Para incentivar a participação da sociedade civil no programa, o movimento para Mobilização Social do Fome Zero criou outros instrumentos inspirados na sigla de Ministério Extraordinário de Segurança Alimentar e Combate à Fome – MESA, que são: COPO, PRATO, SAL e TALHER. Saiba qual era o papel de cada um:
- COPO (Conselho Operativo do Programa Fome Zero): reunia voluntários locais para cuidar da arrecadação de recursos e da doação de alimentos em cada cidade;
- PRATO (Programa de Ação Todos pela Fome Zero): braço operativo do programa, eram comitês de base para voluntários se mobilizarem contra a fome;
- SAL (Agentes de Segurança Alimentar): composto de pessoas capacitadas com a função de monitorar o desenvolvimento das famílias atendidas pelo programa;
- TALHER (Rede de Educação Popular): instrumento de alimentação cultural, era uma rede de centenas de educadores populares com a missão de promover a educação cidadã dos beneficiados.
Fome Zero e Bolsa Família
Criado em 2003, o Bolsa Família integrou o Programa Fome Zero, sendo um dos carros-chefe dessa política pública. Atualmente, ele é o maior programa de transferência de renda do mundo, beneficiando pessoas em situação de pobreza e extrema pobreza.

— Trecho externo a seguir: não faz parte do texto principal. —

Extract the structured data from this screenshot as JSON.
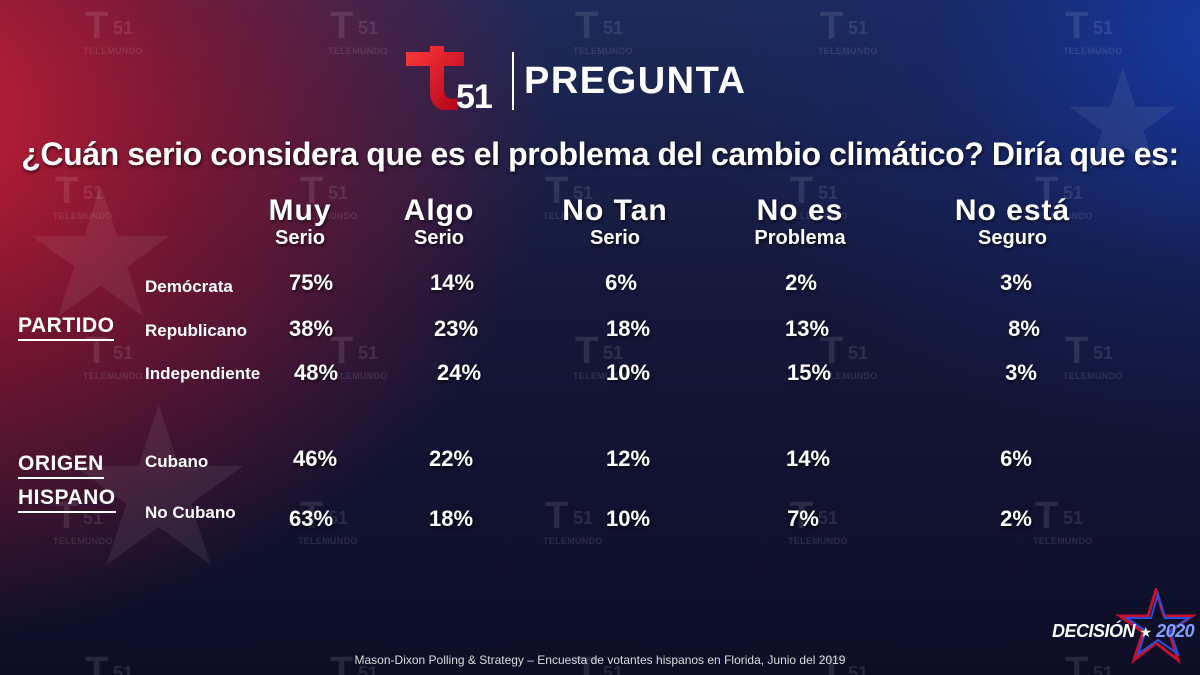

A iniciativa unificou outros programas de transferência de renda do governo federal que já existiam na gestão de FHC, o Bolsa Escola, o Bolsa Alimentação, o Auxílio Gás e o Cartão Alimentação.
Impactos do Fome Zero
Os impactos do Programa Fome Zero levaram o Brasil a se tornar referência mundial no combate à fome. Entre 2002 e 2013, o número de brasileiros considerados em situação de subalimentação caiu em 82%, segundo a Organização das Nações Unidas para Agricultura e Alimentação (FAO).
Nesse período, o Indicador de Prevalência de Subalimentação também diminuiu, atingindo um nível menor que 5%. No ano seguinte, o avanço nesse índice resultou na saída do país do Mapa da Fome pela primeira vez na história. Infelizmente, o Brasil voltou a figurar nesse índice em 2022 (Saiba mais no artigo: Fome no Brasil: história, causas e consequências).Por sua estratégia de combate à fome e resultados expressivos, a FAO destacou o Brasil no relatório Estado da Insegurança Alimentar no Mundo (SOFI, na sigla em inglês) de 2014. Segundo a organização, o país fez grandes avanços na segurança alimentar e governança nutricional com leis e instituições que são o legado do Programa Fome Zero.
O Fome Zero ainda existe?
O Fome Zero acabou após o término do segundo mandato de Lula. Entretanto, os principais programas vindos dessa política pública continuaram ativos, com destaque para o Bolsa Família. Com a volta de Lula à presidência, para seu terceiro mandato, o governo federal lançou o Plano Brasil Sem Fome, um conjunto de ações e programas com objetivo de reduzir a insegurança alimentar e retirar o Brasil do Mapa da Fome até 2030.